Complaint management used to be so simple. Perhaps your institution looks back fondly on the days when complaints were usually over the phone about a billing issue. But in this day and age, customers, members, and even employees have a cornucopia of complaint outlets, such as Facebook, Twitter, Yelp, and of course, the CFPB’s complaint database or even your institution’s own website. In this era of prolific information sharing, consumers are complaining in more ways than ever before. That’s why every institution needs an effective response system. Here are five key points to assist financial institutions in accomplishing this task.
1. Perform a Risk Assessment
Every institution needs to—as we like to put it—know who they are. It’s important to know where your institution already stands relative to complaint management. This includes understanding your overall risk profile based on assessments of both your magnitude of risk exposure and your quality of risk management (see Figure 1). The gap between the two is your residual risk. It’s impossible to overemphasize the importance of a risk assessment. If, after evaluating these factors, you discover that your institution’s residual risk is high, you will need to focus on developing strong complaint management procedures. If your residual risk for this area is low, either your program is already working well, or you have a lot of happy customers or members. If the latter is true, it’s still a good idea to work on developing a sound complaint management policy, because in this day and age, it doesn’t take much to send a customer or member on the warpath.
2. Discover Expectations
Secondly, before you can really start to improve your policy, it’s important to know what’s expected from both examiners and consumers. This means you need solid, up-to-date knowledge of regulations, and a knowledge of which parts of these regulations examiners focus on. For example, when you’re creating your Complaint Management Policy, it can be a good idea to take a look at the CFPB’s examination guide, so it incorporates preferred practices that your institution would ideally have in place.
3. Centralize and Integrate Policy
Next, focus on both centralizing and integrating your policy. By “integration,” we mean that complaint management should be an element within other policies (such as fair lending, debt collection, etc.). However, you should also have a centralized, written policy to unify complaint management efforts. This would include guidance on organizing a committee, developing proper response procedures, documentation processes, etc.
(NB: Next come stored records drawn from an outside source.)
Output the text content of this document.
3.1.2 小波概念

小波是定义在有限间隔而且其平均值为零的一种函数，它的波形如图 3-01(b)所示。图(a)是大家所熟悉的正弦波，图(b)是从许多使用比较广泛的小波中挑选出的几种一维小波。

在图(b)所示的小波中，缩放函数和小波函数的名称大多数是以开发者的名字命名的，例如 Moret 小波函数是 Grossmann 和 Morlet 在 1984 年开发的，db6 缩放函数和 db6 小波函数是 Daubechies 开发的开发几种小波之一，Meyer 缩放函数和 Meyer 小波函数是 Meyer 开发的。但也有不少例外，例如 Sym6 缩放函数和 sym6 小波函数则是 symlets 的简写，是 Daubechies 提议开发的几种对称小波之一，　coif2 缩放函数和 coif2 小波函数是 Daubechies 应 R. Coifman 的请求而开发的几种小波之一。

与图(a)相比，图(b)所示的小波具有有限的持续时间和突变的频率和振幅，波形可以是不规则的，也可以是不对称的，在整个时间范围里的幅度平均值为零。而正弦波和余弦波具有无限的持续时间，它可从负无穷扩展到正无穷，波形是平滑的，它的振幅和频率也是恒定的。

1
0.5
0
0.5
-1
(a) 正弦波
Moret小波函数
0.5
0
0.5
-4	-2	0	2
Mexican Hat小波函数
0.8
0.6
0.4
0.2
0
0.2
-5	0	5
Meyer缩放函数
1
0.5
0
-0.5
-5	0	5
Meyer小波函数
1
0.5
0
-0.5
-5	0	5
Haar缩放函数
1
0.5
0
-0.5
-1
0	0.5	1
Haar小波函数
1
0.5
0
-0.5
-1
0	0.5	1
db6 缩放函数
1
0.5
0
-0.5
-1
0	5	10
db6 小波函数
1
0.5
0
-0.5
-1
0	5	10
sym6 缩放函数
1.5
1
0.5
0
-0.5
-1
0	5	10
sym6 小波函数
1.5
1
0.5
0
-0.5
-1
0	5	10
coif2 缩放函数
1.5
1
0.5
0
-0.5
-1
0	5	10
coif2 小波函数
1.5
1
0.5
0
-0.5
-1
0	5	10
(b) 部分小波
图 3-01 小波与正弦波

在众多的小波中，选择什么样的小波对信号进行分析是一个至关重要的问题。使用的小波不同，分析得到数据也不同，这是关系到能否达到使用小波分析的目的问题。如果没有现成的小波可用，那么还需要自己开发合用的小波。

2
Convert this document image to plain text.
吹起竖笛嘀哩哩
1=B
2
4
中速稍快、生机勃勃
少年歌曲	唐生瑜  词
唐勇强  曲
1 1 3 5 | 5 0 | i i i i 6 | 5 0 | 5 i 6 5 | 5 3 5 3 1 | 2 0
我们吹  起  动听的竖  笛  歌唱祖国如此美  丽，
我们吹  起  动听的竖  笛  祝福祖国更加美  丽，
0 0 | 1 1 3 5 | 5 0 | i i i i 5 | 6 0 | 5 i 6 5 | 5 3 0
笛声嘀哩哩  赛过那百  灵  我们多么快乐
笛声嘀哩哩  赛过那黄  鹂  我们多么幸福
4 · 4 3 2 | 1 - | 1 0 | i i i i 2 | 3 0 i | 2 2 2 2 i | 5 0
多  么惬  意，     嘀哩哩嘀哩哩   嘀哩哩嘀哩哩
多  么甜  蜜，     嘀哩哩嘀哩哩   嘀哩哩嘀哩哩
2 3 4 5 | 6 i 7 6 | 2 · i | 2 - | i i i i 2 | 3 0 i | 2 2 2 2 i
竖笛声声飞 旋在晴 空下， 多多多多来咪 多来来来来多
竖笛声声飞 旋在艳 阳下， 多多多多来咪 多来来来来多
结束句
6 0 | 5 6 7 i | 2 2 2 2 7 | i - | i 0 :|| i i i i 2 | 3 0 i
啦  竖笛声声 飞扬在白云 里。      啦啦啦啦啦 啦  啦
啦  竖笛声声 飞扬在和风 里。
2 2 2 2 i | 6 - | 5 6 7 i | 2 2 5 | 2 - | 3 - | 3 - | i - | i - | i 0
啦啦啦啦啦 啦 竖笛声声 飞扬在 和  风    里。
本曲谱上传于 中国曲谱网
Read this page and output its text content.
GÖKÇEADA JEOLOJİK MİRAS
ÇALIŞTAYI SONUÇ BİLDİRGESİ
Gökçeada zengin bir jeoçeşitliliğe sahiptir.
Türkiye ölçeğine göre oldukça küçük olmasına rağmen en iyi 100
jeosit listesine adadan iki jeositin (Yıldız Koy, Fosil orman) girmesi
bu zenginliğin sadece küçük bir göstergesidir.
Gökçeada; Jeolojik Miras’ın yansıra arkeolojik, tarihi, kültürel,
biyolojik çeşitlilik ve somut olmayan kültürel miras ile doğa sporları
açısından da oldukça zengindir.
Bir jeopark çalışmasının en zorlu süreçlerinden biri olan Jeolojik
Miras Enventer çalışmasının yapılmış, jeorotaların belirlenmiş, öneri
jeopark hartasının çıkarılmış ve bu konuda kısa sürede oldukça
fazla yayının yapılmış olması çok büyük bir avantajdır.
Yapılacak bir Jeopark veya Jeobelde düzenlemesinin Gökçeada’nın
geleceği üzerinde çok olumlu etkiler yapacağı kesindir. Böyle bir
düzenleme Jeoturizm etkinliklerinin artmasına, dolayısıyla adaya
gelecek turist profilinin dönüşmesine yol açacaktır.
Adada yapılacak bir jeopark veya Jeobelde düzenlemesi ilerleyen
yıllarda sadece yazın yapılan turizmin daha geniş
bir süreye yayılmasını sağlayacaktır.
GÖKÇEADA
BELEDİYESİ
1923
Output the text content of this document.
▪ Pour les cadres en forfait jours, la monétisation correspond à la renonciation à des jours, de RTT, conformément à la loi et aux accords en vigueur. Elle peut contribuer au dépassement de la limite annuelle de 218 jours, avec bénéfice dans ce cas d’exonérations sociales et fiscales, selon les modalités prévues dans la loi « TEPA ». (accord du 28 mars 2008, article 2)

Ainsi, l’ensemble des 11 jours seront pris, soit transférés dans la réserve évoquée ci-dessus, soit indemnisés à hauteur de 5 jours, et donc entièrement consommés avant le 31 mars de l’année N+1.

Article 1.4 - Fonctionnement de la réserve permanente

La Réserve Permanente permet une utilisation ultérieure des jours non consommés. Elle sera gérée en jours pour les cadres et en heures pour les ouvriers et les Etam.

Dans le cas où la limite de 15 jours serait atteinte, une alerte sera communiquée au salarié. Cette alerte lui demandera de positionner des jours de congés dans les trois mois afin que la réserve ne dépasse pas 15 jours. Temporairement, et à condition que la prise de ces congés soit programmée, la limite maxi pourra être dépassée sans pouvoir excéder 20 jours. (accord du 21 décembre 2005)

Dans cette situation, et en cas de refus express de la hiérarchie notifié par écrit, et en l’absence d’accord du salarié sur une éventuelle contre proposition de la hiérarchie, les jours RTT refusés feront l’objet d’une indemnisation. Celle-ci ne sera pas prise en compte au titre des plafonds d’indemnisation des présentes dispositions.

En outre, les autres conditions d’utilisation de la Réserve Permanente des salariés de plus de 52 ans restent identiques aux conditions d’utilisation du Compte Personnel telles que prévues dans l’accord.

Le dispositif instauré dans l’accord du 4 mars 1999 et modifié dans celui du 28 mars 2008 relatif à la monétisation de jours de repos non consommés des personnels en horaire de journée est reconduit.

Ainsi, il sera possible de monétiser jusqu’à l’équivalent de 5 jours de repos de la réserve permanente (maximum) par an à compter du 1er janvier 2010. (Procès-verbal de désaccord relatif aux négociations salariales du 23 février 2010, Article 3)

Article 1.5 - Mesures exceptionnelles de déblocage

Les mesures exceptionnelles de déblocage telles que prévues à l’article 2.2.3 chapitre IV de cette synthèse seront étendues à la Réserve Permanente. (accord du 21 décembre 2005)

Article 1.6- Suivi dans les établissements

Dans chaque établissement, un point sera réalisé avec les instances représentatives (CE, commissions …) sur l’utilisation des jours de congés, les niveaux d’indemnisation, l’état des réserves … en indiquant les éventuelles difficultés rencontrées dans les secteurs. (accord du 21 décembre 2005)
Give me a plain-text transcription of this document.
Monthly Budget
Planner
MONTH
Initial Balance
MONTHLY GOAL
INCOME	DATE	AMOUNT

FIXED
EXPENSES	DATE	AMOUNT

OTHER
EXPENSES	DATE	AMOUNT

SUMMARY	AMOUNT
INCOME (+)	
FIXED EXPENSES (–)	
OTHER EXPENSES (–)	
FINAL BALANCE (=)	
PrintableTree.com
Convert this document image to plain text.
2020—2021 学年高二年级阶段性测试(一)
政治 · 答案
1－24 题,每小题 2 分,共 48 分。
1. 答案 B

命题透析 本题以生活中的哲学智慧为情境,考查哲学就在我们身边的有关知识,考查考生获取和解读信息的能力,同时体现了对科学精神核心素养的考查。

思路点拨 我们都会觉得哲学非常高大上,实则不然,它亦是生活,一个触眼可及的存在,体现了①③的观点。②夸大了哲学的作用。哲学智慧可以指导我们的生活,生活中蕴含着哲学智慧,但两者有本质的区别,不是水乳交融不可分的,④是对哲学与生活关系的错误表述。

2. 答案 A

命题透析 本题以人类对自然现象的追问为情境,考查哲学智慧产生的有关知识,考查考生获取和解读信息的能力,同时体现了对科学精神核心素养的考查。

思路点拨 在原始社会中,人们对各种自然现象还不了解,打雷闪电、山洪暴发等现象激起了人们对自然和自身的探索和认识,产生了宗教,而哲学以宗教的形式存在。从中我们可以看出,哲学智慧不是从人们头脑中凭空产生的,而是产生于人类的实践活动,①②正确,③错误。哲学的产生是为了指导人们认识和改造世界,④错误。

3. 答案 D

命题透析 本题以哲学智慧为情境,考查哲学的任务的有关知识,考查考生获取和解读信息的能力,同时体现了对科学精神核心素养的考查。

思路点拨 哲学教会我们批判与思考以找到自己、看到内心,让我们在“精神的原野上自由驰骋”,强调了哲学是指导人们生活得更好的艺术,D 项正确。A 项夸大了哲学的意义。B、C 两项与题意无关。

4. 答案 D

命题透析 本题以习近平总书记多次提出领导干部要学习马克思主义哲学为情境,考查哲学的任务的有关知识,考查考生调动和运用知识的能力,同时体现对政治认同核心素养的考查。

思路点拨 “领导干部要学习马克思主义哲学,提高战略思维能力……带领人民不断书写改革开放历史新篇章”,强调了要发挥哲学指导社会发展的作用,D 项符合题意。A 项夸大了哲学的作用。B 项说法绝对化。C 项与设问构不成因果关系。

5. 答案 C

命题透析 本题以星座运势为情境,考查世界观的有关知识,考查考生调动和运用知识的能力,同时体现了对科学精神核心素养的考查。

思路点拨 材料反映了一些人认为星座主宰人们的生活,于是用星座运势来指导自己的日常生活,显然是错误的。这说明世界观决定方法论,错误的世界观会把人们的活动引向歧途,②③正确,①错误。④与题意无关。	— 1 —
4. Set Complaint Priorities
It’s important to give every complaint the attention it deserves. However, not all complaints are created equal. When it comes to trying to figure out which complaints carry greater weight, you have to consider the nature of regulations and their impact. Most regulations carry penalties of $10,000 to $500,000, depending on the regulation. Dodd-Frank, however, has a tiered penalty system that can bring penalties up to over $1 million for each day violations occur. This means that any complaints that fall under consumer protection regulations should receive some extra attention. Complaints falling under laws associated with fees, such as UDAAP, EFTA, and TILA, as well as Fair Lending laws and the Servicemembers Civil Relief Act should also be closely managed.
5. Training, Training, Training
What’s the use of a robust complaint management policy if your employees aren’t instructed on using it? Hopefully you’ve identified in your policy specific individuals charged with responding to complaints. Those individuals should be fully versed in proper complaint management procedures and behavior. However, the rest of your employees should also be trained on the proper avenues for complaints—the individual to whom they should send customers/members with grievances of various types.
You must continually evaluate and adjust your program based on current trends or issues. A key part of this step is undergoing a yearly risk assessment to monitor the effectiveness of your institution’s program. Furthermore, we recommend updating your complaint management program and getting it reviewed and approved by the Board of Directors at least annually.
Following these six suggestions will help your institution turn complaints into compliance. With a strong complaint management program in place, you’ll no longer have to dread dealing with complaints. Your customers will be happier because you’ll be better equipped to address issues. Well-managed complaints will reveal areas that need improvement, and will improve your institution as a whole.